E poi sei pronta per la prova bikini.

Ma a dicembre.

A Bondi Beach.

Are you ready?

 

 

 
 
 

Della gestione del gatto di casa

Post n°1638 pubblicato il 18 Aprile 2012 da poison.dee
 

Settechilidigatto è un po’ disorientato.

Che sono 11 anni che era abituato a fare un po’ quello che voleva, e dentro e fuori e fuori e dentro, che tanto la poison-mamma era lì a dispensare amorevoli maledizioni a ogni entrata/uscita.

Adesso deve adeguarsi al nuovo andazzo.

Se è dentro è dentro, se è fuori è fuori.

Che ieri mattina si era già acciambellato sul divano, e io, quando sono uscita di casa, l’ho gentilmente accompagnato fuori, visto che sapevo che sarebbe uscito il sole, e lui sarebbe stato senz’altro meglio all’aperto.

Gentilmente. Ho dovuto rincorrerlo attorno ai divani, e poi ha deciso lui di uscire, visto che io gli stavo dando fastidio.

Stamattina era in casa, e, siccome pioveva, ho deciso che lì sarebbe rimasto.

Che lo so che stasera, quando tornerò, lo troverò a miagolare disperato sulle scale, e, appena apro la porta, uscirà di corsa, senza degnarmi di uno sguardo.

E finché si tratta di uscire al mattino e tornare a casa la sera (parlo di me), non ci sono problemi.

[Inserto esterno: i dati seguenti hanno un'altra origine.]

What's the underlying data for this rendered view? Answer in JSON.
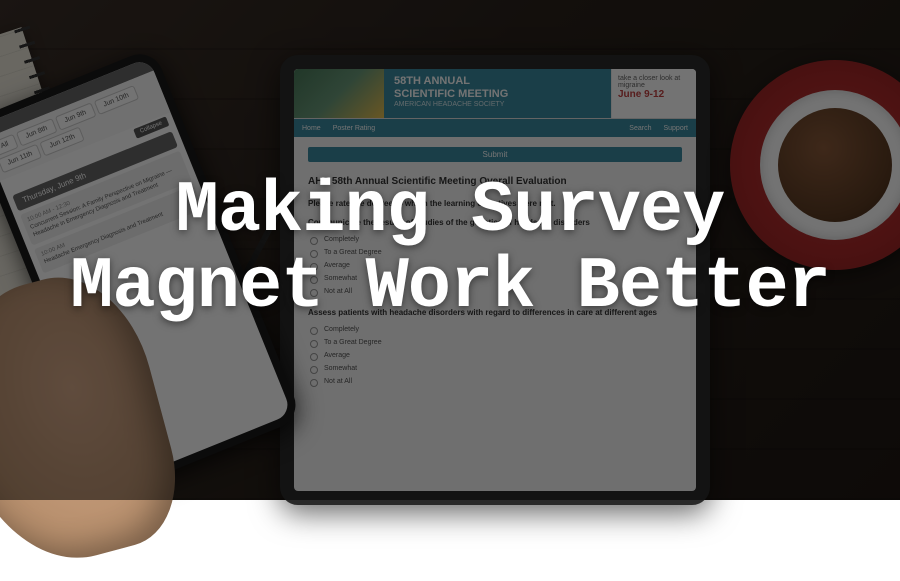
{
  "headline": {
    "line1": "Making Survey",
    "line2": "Magnet Work Better"
  },
  "tablet": {
    "header": {
      "title_line1": "58TH ANNUAL",
      "title_line2": "SCIENTIFIC MEETING",
      "title_line3": "AMERICAN HEADACHE SOCIETY",
      "tagline": "take a closer look at migraine",
      "date": "June 9-12"
    },
    "nav": {
      "left": [
        "Home",
        "Poster Rating"
      ],
      "right": [
        "Search",
        "Support"
      ]
    },
    "submit_label": "Submit",
    "survey": {
      "title": "AHS 58th Annual Scientific Meeting Overall Evaluation",
      "intro": "Please rate the degree to which the learning objectives were met.",
      "questions": [
        {
          "text": "Communicate the results of studies of the genetics of headache disorders",
          "options": [
            "Completely",
            "To a Great Degree",
            "Average",
            "Somewhat",
            "Not at All"
          ]
        },
        {
          "text": "Assess patients with headache disorders with regard to differences in care at different ages",
          "options": [
            "Completely",
            "To a Great Degree",
            "Average",
            "Somewhat",
            "Not at All"
          ]
        }
      ]
    }
  },
  "phone": {
    "tabs": [
      "All",
      "Jun 8th",
      "Jun 9th",
      "Jun 10th",
      "Jun 11th",
      "Jun 12th"
    ],
    "collapse_label": "Collapse",
    "day_label": "Thursday, June 9th",
    "sessions": [
      {
        "time": "10:00 AM - 12:30",
        "title": "Concurrent Session: A Family Perspective on Migraine — Headache in Emergency Diagnosis and Treatment"
      },
      {
        "time": "10:00 AM",
        "title": "Headache Emergency Diagnosis and Treatment"
      }
    ]
  }
}
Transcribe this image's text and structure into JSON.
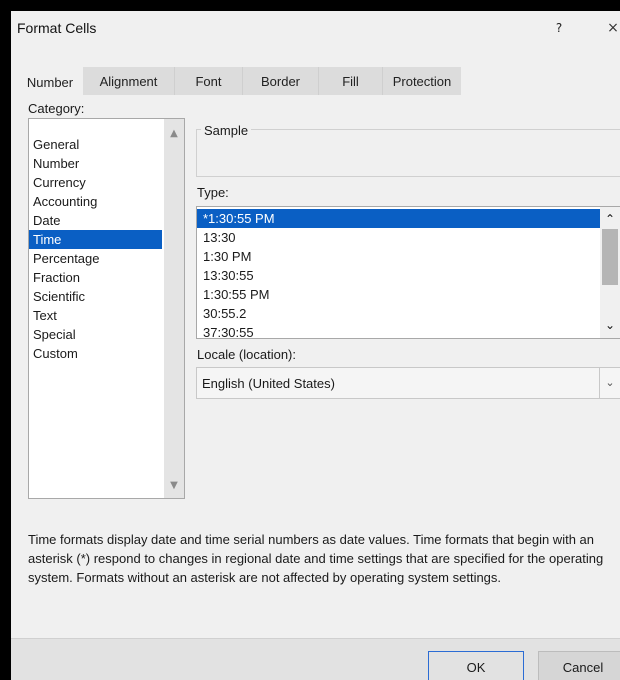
{
  "window": {
    "title": "Format Cells",
    "help_label": "?",
    "close_label": "×"
  },
  "tabs": [
    {
      "label": "Number",
      "active": true
    },
    {
      "label": "Alignment",
      "active": false
    },
    {
      "label": "Font",
      "active": false
    },
    {
      "label": "Border",
      "active": false
    },
    {
      "label": "Fill",
      "active": false
    },
    {
      "label": "Protection",
      "active": false
    }
  ],
  "category": {
    "label": "Category:",
    "items": [
      "General",
      "Number",
      "Currency",
      "Accounting",
      "Date",
      "Time",
      "Percentage",
      "Fraction",
      "Scientific",
      "Text",
      "Special",
      "Custom"
    ],
    "selected": "Time"
  },
  "sample": {
    "label": "Sample",
    "value": ""
  },
  "type": {
    "label": "Type:",
    "items": [
      "*1:30:55 PM",
      "13:30",
      "1:30 PM",
      "13:30:55",
      "1:30:55 PM",
      "30:55.2",
      "37:30:55"
    ],
    "selected": "*1:30:55 PM"
  },
  "locale": {
    "label": "Locale (location):",
    "value": "English (United States)"
  },
  "description": "Time formats display date and time serial numbers as date values.  Time formats that begin with an asterisk (*) respond to changes in regional date and time settings that are specified for the operating system. Formats without an asterisk are not affected by operating system settings.",
  "buttons": {
    "ok": "OK",
    "cancel": "Cancel"
  },
  "icons": {
    "scroll_up": "chevron-up-icon",
    "scroll_down": "chevron-down-icon",
    "dropdown": "chevron-down-icon"
  },
  "colors": {
    "selection": "#0a5fc4",
    "dialog_bg": "#f0f0f0",
    "ok_border": "#2b6cd4"
  }
}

Ma.

Come mi organizzo per gli eventuali week end e/o viaggi e/o vacanze e/o trasferte di lavoro e/o ricoveri ospedalieri che si presenteranno? perchè, ad esclusione delle trasferte (che l’ultima risale a circa 10 anni fa) e ai ricoveri ospedalieri, che, potendo scegliere, ne faccio volentieri a meno, le altre eventualità, prima o poi, si manifesteranno.

E non è che posso rinunciare a muovermi per Settechilidigatto.

Così ho iniziato a chiedere informazioni a pensioni per animali (che a me “gattile” come termine non è che non mi piaccia, mi fa proprio cagare!), che alla “modica” cifra di 10/13€ al giorno me lo conserverebbero amorevolmente in una gabbia più o meno spaziosa per tutta la durata della mia assenza. Che tenere Settechilidigatto in gabbia è come mandare me in chiesa, più o meno. Dopo 2 minuti non vedo l’ora di andarmene, qualunque sia il motivo per cui io mi trovi lì. Che poi ultimamente il motivo è uno solo, ma questo è un altro discorso.   

La sorella del “mio” barista si presterebbe a custodirlo, visto che è una cosa che solitamente fa per amiche e conoscenti.

Ma io non so come si troverebbe la bestiola in un ambiente estraneo, e se poi quando torno mi mette il muso?

Quindi ho pensato a una gattaiola. Ma installarla sul portoncino (blindato) di ingresso non mi pare il caso. Le porte/finestre di casa si chiudono con le persiane, e quindi non mi sembra una soluzione praticabile. Mi rimane il portone del garage. Da cui il gatto si tiene allegramente alla larga da quella volta in cui il poison-babbo lo arrotò mentre metteva l’auto in garage.

Mi toccherà istruirlo all’uso delle chiavi di casa, già lo so.